Jusqu’au milieu du 20ème siècle, l’existence de vérités scientifiques était peu problématique. Les sciences découvraient les secrets de la nature, et leurs résultats étaient donc des vérités.
Puis le doute s’est installé. Les savants des siècles passés se sont trompés. Pourquoi n’en serait-il pas de même pour les scientifiques d’aujourd’hui ? Le savoir scientifique est opératoire puisqu’il nous permet de prédire l’occurrence de phénomènes physiques, mais il ne nous dirait rien sur la « nature des choses ».

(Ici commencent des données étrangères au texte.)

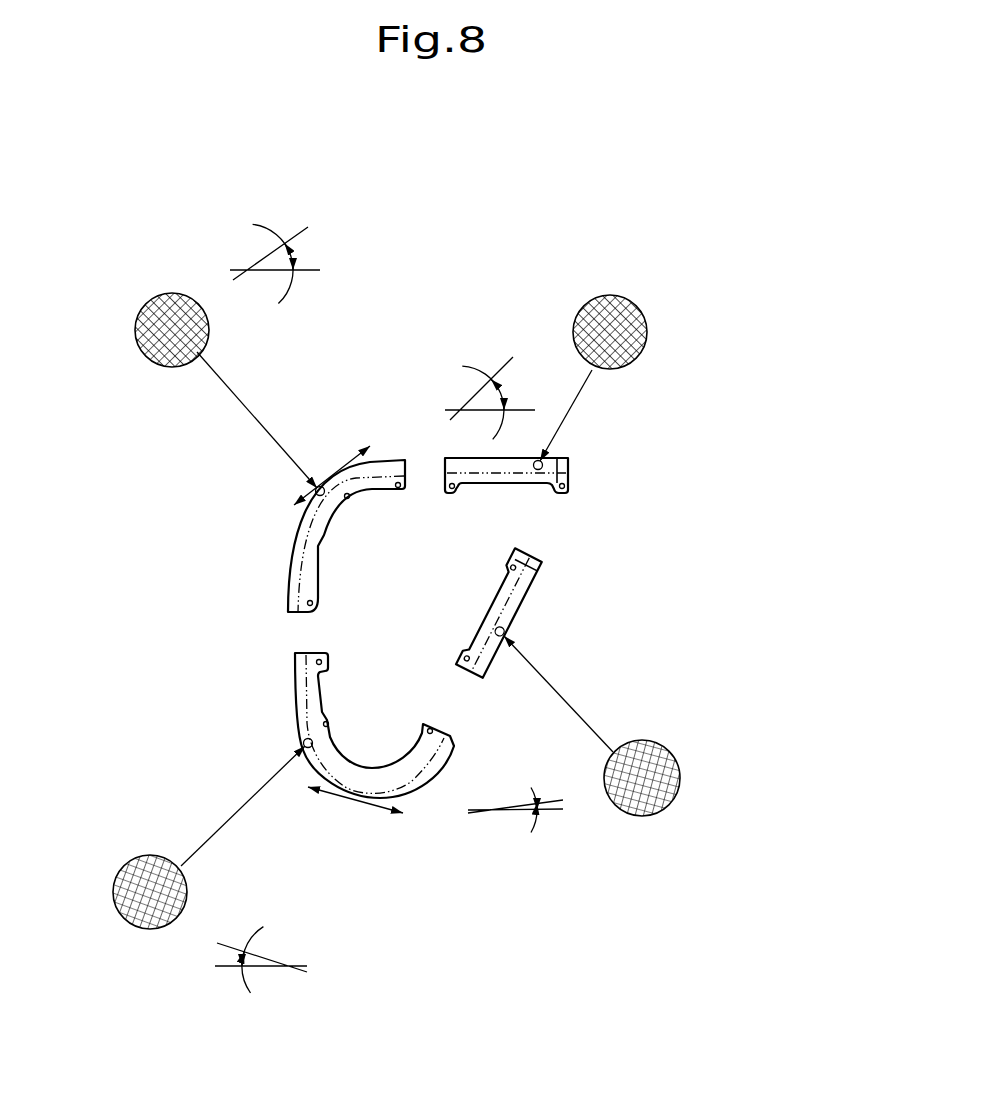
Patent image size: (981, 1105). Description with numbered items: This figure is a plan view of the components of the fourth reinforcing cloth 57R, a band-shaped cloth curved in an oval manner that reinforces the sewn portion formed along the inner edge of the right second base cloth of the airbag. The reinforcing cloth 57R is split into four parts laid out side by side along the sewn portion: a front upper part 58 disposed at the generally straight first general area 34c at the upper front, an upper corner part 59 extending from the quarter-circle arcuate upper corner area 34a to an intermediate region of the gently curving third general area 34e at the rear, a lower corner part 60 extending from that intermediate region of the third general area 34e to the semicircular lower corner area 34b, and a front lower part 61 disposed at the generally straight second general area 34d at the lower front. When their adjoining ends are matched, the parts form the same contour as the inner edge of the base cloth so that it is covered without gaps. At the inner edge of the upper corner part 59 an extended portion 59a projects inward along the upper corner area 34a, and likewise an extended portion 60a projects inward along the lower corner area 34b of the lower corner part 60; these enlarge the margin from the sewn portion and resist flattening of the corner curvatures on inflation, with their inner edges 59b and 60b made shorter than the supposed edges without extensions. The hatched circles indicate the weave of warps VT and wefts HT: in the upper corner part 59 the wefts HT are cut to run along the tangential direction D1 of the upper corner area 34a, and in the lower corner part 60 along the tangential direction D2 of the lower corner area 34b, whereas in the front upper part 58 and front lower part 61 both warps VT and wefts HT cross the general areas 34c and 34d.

The fourth reinforcing cloth 57R is at (632, 451).
The front upper part 58 is at (502, 484).
The upper corner part 59 is at (318, 575).
The extended portion 59a is at (370, 490).
The inner edge 59b is at (348, 495).
The lower corner part 60 is at (297, 718).
The extended portion 60a is at (337, 757).
The inner edge 60b is at (387, 765).
The front lower part 61 is at (527, 601).
The upper corner area 34a is at (297, 535).
The lower corner area 34b is at (353, 778).
The first general area 34c is at (533, 478).
The second general area 34d is at (514, 618).
The third general area 34e is at (293, 665).
The wefts HT is at (155, 298).
The warps VT is at (143, 352).
The tangential direction D1 is at (338, 468).
The tangential direction D2 is at (388, 812).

Il ne s’agit pas de revenir à une vision naïve de la connaissance scientifique, mais d’accorder les trois propositions suivantes. La connaissance scientifique est une représentation du monde, et non un accès direct à sa réalité. Les connaissances scientifiques de demain ne seront pas celles d’aujourd’hui, et certaines des vérités actuelles se révéleront fausses. Si la connaissance scientifique est opératoire, c’est que la représentation du monde qu’elle propose est adéquate : de toute façon, nous n’avons pas mieux que cette forme de connaissance.
Michel Morange a une double formation de biochimiste et de philosophe. Il est professeur à l’Université Pierre et Marie Curie et à l’École Normale Supérieure de la rue d’Ulm, dont il dirige le centre Cavaillès d’histoire et de philosophie des sciences. Il s’intéresse spécialement à l’histoire des transformations des sciences de la vie au XXe siècle, ainsi qu’à l’épistémologie spécifique de ces disciplines. Outre de nombreux articles scientifiques, Michel Morange a également consacré un certain nombre d’ouvrages à ces questions, parmi lesquels on peut citer « Histoire de la Biologie Moléculaire » (1994), « La part des gènes » (1998), « La vie expliquée » (2003), « Les secrets du vivant » (2005), « À quoi sert l’histoire des Sciences ? » (2008).